The Africa Finance Corporation (AFC) has announced its 2015 fiscal year results. Despite a difficult operating environment, the corporation delivered strong underlying operating results, achieving 25 per cent growth in its balance sheet.
Also, a statement from the AFC showed that while its total assets grew to $3.2 billion, net interest income increased by 39 per cent to $108.4 million, with net interest margins growth to 4.4 per cent, a seven per cent improvement over the prior year.
Its fees, commissions and other income however declined by 85 per cent, largely due to one-off revenues of $46 million recorded in 2014.
In April 2015, as part of its efforts to diversify its funding base, the orporation successfully issued its maiden eurobond of $750 million as part of its established US$3 billion Eurobond Global Medium Term Notes (GMTN) Programme. Reception of the bond was strong, and it was six times over-subscribed, positioning AFC in the capital marketsas a strong African credit.
“As expected, as a result ofthe challenging 2015 economic environment there was the need to maintain a tight rein on costs. Management had strong oversight on operating costs resulting in a 22 per cent year-on-year decline to $30 million delivering a cost to income ratio of 22 per cent down from the 26 per cent recorded in 2014.
“Although no risk asset was impaired during the year under review, the corporation’s first portfolio impairment charge of $26.7 million was recorded, in light of increased default risks, particularly in the corporation’s oil and gas risk asset portfolio.

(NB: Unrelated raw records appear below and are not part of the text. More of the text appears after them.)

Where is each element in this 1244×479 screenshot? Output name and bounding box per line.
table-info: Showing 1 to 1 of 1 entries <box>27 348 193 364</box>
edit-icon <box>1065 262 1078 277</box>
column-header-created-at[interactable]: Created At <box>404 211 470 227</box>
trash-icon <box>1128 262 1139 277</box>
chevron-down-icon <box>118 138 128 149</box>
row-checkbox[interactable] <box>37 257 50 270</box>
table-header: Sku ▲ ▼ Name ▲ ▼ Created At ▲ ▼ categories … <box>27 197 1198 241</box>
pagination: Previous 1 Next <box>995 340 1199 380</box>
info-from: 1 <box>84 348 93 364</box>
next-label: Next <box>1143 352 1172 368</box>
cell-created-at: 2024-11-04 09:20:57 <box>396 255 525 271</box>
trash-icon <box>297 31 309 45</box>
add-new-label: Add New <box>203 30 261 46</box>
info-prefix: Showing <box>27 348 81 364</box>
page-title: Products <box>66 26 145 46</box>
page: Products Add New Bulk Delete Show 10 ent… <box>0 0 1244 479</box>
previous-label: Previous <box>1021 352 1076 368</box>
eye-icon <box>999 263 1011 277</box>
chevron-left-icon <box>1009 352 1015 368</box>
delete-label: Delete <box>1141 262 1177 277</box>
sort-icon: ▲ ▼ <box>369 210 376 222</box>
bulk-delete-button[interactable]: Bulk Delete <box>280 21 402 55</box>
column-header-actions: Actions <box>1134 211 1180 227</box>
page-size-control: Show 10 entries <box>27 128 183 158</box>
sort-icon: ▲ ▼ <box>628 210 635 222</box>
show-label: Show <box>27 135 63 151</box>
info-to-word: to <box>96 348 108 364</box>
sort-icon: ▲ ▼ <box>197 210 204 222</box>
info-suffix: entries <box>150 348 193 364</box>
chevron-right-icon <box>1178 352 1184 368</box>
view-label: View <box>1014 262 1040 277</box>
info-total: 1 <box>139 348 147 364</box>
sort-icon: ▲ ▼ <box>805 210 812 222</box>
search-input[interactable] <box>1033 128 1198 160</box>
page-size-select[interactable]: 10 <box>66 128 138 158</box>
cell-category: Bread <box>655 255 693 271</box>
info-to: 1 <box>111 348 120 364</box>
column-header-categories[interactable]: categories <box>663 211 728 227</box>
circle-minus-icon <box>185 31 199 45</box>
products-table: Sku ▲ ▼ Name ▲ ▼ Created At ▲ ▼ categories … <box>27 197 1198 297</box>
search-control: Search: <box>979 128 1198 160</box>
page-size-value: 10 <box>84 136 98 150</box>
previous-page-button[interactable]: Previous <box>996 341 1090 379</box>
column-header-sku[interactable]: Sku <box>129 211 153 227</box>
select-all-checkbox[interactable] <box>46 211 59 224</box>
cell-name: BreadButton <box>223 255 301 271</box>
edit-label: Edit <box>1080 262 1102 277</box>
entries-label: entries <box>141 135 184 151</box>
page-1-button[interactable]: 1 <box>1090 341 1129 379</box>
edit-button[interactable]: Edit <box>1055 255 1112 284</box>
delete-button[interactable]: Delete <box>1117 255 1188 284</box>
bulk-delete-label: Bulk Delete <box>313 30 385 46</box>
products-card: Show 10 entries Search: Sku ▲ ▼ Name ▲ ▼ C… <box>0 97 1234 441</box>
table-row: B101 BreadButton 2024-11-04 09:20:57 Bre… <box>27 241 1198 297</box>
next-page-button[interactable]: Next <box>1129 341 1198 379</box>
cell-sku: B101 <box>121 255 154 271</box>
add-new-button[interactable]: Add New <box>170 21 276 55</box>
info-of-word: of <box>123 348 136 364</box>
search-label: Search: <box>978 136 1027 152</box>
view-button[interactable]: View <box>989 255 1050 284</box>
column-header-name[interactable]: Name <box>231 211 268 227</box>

Overall, the corporation remains strongly capitalised, with a capital adequacy of 50 per cent.
“AFC is also very liquid, with approximately $1 billion liquidity as at December 2015, positioning the Corporation to take advantage of investment opportunities in 2016,” the statement added.
In addition, the corporation recorded total comprehensive income of $70.3 million for the year, representing a decline of 38 per cent compared to 2014. However total comprehensive income, after the adjustments forthe exceptional fees accrued in 2014 represents a growth of three per cent, even after taking into consideration the Corporation’s first portfolio impairment charge.
2015 was characterised by a decline in commodity prices, in particular oil, minerals and soft commodities. Oil prices remained under pressure owing to a supply glut, a situation which saw prices plummet by approximately 50 per cent during the year. In addition China’s demand for raw material imports decreased as the country’s economy rebalanced away from manufacturing to services.
Commenting on the results, the President and CEO of AFC, Mr. Andrew Alli said: “We are pleased to report that despite the economic headwinds we have seen our total assets grow by 25 per cent. Support for the AFC and its mandate as an investor in crucial infrastructure across Africa has also been met with the launch of our US$750 million Eurobond, which was six times over-subscribed.
“As global economic uncertainty persists, the AFC is well placed to continue to deliver returns to shareholders and new infrastructure that will bolster economic growth and have real social impact across Africa.”